In [2]:
# ============================================
# Security Market Line (SML) — CAPM
# Snowflake → IBEX + activos → β (excesos, OLS) → SML anual (geom.)
# Formatos: MENSUAL (β mensual, anualiza E[Ri]) y ANUAL (β anual)
# Estética uniforme:
#   - SML desde β=0 → arranca en Rf
#   - Ȳ = E[Rm] (geom) con etiqueta a la derecha
#   - Caja FÓRMULA (arriba-derecha, dentro del gráfico)
#   - Caja CLASES TP/FP/FN/TN (abajo-derecha, dentro del gráfico)
#   - Encabezado visible indicando ANUAL / MENSUAL
# ============================================

import pandas as pd
import numpy as np
import snowflake.connector
import statsmodels.api as sm
import plotly.graph_objects as go

# ============
# 0) CONFIG
# ============
CONFIG = dict(
    start_date   = '2020-01-01',
    end_date     = '2024-12-31',
    ticker_ibex  = '^IBEX',
    rf_anual     = 0.03,               # 3% anual
    tickers      = [
        "IBE.MC","ITX.MC","TEF.MC","BBVA.MC","SAN.MC","REP.MC",
        "AENA.MC","IAG.MC","ENG.MC","ACS.MC","FER.MC","CABK.MC",
        "ELE.MC","MAP.MC"
    ],
    # Conexión Snowflake
    sf = dict(
        user='TFMGRUPO4',
        password='TFMgrupo4ucm01_01#',
        account='WYNIFVB-YE01854',
        warehouse='COMPUTE_WH',
        database='YAHOO_FINANCE',
        schema='MACHINE_LEARNING',
        role='ACCOUNTADMIN'
    )
)

# Frecuencias disponibles y cómo remuestrear precios:
FREQ_PRESETS = {
    # β mensual; anualizamos expectativas con geom periods_per_year=12
    'mensual': dict(
        resample_rule='ME',           # fin de mes
        resample_agg='mean',          # 'mean' o 'last' (cámbialo si prefieres fin de mes estricto)
        periods_per_year=12,
        freq_label='mensual',
        periodo_label='meses'
    ),
    # β anual; expectativas ya son anuales (periods_per_year=1)
    'anual': dict(
        resample_rule='Y',            # fin de año
        resample_agg='last_valid',    # último precio válido del año
        periods_per_year=1,
        freq_label='anual',
        periodo_label='años'
    )
}

# ==========================
# 1) UTILIDADES DE DATOS
# ==========================
def connect_snowflake(sf_cfg):
    return snowflake.connector.connect(**sf_cfg)

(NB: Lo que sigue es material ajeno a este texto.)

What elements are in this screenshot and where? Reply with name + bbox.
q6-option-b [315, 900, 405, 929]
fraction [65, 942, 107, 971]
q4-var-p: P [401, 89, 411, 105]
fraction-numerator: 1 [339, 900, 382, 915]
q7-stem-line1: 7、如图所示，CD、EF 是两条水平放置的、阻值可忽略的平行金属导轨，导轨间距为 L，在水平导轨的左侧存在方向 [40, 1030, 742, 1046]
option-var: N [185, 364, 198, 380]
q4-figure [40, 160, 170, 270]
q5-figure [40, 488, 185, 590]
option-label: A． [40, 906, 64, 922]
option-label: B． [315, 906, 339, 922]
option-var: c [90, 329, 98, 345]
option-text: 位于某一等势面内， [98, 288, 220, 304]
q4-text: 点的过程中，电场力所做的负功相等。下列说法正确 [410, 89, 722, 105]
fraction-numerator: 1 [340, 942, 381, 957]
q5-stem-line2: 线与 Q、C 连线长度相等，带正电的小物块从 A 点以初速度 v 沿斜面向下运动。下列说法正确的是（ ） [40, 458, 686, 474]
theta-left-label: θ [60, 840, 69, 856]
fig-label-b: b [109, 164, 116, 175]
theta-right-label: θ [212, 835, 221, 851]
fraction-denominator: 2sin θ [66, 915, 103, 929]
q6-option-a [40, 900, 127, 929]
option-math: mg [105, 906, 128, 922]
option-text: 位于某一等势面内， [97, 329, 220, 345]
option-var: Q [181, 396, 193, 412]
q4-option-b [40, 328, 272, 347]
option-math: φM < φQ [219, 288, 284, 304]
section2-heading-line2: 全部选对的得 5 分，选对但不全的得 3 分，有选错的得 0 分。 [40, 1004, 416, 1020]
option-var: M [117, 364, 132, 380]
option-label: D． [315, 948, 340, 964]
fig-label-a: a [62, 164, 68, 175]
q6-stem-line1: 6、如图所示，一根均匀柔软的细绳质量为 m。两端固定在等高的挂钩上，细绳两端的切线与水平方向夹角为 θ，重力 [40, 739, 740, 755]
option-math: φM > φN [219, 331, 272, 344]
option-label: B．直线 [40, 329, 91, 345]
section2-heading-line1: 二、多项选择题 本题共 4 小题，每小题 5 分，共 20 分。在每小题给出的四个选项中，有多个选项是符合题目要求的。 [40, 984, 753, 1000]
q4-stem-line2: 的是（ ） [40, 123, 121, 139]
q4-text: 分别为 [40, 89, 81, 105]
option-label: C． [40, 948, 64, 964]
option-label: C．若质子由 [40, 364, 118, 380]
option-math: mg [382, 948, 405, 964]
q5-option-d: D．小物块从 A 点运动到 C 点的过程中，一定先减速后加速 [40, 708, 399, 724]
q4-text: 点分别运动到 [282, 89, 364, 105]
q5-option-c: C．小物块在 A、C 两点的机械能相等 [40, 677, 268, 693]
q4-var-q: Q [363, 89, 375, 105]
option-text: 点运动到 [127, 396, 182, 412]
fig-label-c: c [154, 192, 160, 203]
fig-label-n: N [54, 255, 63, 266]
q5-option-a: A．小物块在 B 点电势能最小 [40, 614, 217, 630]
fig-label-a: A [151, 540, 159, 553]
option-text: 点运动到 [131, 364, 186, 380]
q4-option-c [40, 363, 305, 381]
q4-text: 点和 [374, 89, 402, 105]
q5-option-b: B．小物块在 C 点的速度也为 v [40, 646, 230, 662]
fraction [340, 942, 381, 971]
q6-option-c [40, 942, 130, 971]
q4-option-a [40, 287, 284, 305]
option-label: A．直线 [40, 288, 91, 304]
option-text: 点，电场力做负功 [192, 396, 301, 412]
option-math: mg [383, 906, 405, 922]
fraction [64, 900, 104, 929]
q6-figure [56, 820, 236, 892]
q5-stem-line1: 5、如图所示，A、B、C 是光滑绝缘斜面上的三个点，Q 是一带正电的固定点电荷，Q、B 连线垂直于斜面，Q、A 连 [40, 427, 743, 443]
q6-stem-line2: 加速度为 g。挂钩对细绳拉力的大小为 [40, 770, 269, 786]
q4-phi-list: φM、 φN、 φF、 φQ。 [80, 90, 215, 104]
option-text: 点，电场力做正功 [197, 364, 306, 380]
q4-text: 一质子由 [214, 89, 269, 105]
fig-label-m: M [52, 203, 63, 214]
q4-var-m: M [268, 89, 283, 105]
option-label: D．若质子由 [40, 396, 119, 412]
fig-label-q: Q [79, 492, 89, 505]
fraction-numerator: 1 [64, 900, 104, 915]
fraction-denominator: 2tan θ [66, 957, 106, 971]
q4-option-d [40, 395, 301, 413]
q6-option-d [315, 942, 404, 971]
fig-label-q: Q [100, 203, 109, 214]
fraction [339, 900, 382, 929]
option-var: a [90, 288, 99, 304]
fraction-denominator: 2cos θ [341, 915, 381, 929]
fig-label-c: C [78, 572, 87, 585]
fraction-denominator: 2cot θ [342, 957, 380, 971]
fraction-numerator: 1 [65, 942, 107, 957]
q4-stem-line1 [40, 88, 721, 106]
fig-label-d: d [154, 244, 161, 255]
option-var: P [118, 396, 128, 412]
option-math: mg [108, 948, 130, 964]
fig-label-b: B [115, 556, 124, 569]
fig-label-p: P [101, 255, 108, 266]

def fetch_ibex(conn, ticker_ibex, start_date, end_date):
    q = f"""
        SELECT DATE, STOCKCLOSE
        FROM INDEX_TOTALES
        WHERE TICKER = '{ticker_ibex}'
          AND DATE BETWEEN '{start_date}' AND '{end_date}'
        ORDER BY DATE
    """
    cur = conn.cursor(); cur.execute(q)
    df = pd.DataFrame(cur.fetchall(), columns=['DATE','IBEX'])
    cur.close()
    df['DATE'] = pd.to_datetime(df['DATE'])
    df['IBEX'] = pd.to_numeric(df['IBEX'], errors='coerce').astype(float)
    return df.set_index('DATE').sort_index()

def fetch_ticker(conn, tk, start_date, end_date):
    q = f"""
        SELECT FECHA, CLOSE
        FROM TICKERS_INDEX
        WHERE TICKER = '{tk}'
          AND FECHA BETWEEN '{start_date}' AND '{end_date}'
        ORDER BY FECHA
    """
    cur = conn.cursor(); cur.execute(q)
    df = pd.DataFrame(cur.fetchall(), columns=['FECHA', tk])
    cur.close()
    df['FECHA'] = pd.to_datetime(df['FECHA'])
    df[tk] = pd.to_numeric(df[tk], errors='coerce').astype(float)
    return df.set_index('FECHA').sort_index()

def build_panel(conn, cfg):
    df_ibex = fetch_ibex(conn, cfg['ticker_ibex'], cfg['start_date'], cfg['end_date'])
    dfs = {'IBEX': df_ibex['IBEX']}
    for tk in cfg['tickers']:
        df_tk = fetch_ticker(conn, tk, cfg['start_date'], cfg['end_date'])
        dfs[tk] = df_tk[tk]
    return pd.concat(dfs, axis=1, join='outer').sort_index()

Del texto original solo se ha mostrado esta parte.